Shaffer doesn’t care that the pace of the game is leisurely, a throwback to an earlier era.
“I’m an old fogey,” said Shaffer, who graduated from the University of Evansville in 1974. “I don’t care if a game is three or four hours. It wouldn’t bother me.”
However, Shaffer isn’t as crazy as Ben Blatt and Eric Brewster, who drove to 30 MLB games in 30 different parks in 30 days, the basis for their 2014 book, “I Don’t Care If We Never Get Back.” He’s taken a little more time.
Among his favorite memories were witnessing Pete Rose’s 4,192th hit and Steve Carlton’s 300th win. Rose’s single off San Diego’s Eric Show broke Ty Cobb’s all-time record, on Sept. 11, 1985 at Riverfront Stadium. Carlton’s 300th victory came against the St. Louis Cardinals on Sept. 23, 1983 at Busch Stadium, the ballpark where he had broken into the majors two decades earlier. Carlton became the 16th pitcher in MLB history to win 300.
“I went to World Series in 1996 and saw Greg Maddux throw a shutout in Game 2,” Shaffer said.
Maddux blanked the host Yankees for eight innings in a 4-0 win, but New York rallied to defeat the Atlanta Braves, 4 games to 2. Ironically, the Yankees won the Series the year after Mattingly retired.
Especially since the cookie-cutter multi-purpose stadiums of the 1970s became a thing of the past, most every MLB ballpark is unique in its own way.
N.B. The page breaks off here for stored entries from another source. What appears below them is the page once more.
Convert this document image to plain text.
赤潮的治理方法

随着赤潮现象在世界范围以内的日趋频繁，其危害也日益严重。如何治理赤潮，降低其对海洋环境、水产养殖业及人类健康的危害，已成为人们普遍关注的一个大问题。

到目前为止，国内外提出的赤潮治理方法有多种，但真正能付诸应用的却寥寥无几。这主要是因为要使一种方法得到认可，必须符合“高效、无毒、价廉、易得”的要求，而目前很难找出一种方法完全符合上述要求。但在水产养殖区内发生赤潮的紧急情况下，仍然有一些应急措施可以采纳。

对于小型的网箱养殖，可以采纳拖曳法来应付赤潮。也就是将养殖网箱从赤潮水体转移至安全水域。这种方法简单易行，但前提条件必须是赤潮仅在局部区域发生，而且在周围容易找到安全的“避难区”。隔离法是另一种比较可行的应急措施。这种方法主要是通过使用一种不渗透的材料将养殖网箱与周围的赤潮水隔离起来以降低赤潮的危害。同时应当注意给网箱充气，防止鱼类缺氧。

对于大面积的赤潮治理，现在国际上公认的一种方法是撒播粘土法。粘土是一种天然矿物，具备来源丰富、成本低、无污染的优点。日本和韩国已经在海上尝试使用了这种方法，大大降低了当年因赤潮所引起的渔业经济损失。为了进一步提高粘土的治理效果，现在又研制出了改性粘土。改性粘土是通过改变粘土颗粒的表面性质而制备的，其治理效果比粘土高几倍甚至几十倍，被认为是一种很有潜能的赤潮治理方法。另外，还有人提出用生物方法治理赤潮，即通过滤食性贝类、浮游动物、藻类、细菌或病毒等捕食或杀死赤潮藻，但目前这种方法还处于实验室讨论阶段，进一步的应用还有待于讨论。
Camden Yards in Baltimore blended retro with modern amenities in 1992, starting a wonderful craze all over the country.
Formerly a West Side Nut Club youth coach for 41 years, Shaffer loved taking youth teams to various MLB parks. He's even taken infield at the "Field of Dreams" movie site, in Dyersville, Iowa.
“I wanted to go to all of these places,” said Shaffer, who developed “Shaffer Tours” in 1989 until ending them three years ago. “I know what it takes: a bus driver and where to go and what to do. If it wasn’t a bus, we took a van. I would get a schedule as soon as I could. It used to be in January. I would look and see what teams are playing together.”
As part of "Shaffer Tours," he once took a group to 10 different MLB ballparks in a relatively short span in the early 1990s. All aboard…Chicago, Milwaukee, Detroit, Cleveland, Toronto, New York, Philadelphia and Baltimore. Chicago and New York, course, have two teams.
“Sometimes we would go to two games in one day," he said. "After the game, we would make it to the next city. One year we saw a game at Yankee Stadium and Citi Field in the same day."
One of Marvin Gray's chauffeurs
Somebody had to take Marvin to the game and Shaffer thought “why not me?”
If you have been around Evansville sports for any length of time, you are aware of Marvin, a "super fan" who had his own chair at Bosse Field for Otters’ games for years. Sadly, he passed away at age 75 on July 27, 2016.
As his health deteriorated, Marvin’s days of walking out to the University of Southern Indiana for Eagles’ basketball games were long gone. Shaffer was among his chauffeurs.
“I started taking him, especially after he was in a wheelchair,” Shaffer said. “He couldn’t walk to places. He couldn’t walk to USI. That’s what Marvin likes to do – go to games.”
In addition to escorting Marvin around, Shaffer had a nine-room baseball museum, called "Baseballville" on First Avenue in the early 2000s. He had a Tommy John room, a Yogi Berra library and Abbott and Costello talking stand. You remember “Who’s on first?” – don’t you? Maybe you’re too young.
Rent for the building proved too much for Shaffer, who had to disband "Baseballville." But his love of the game remains unabated.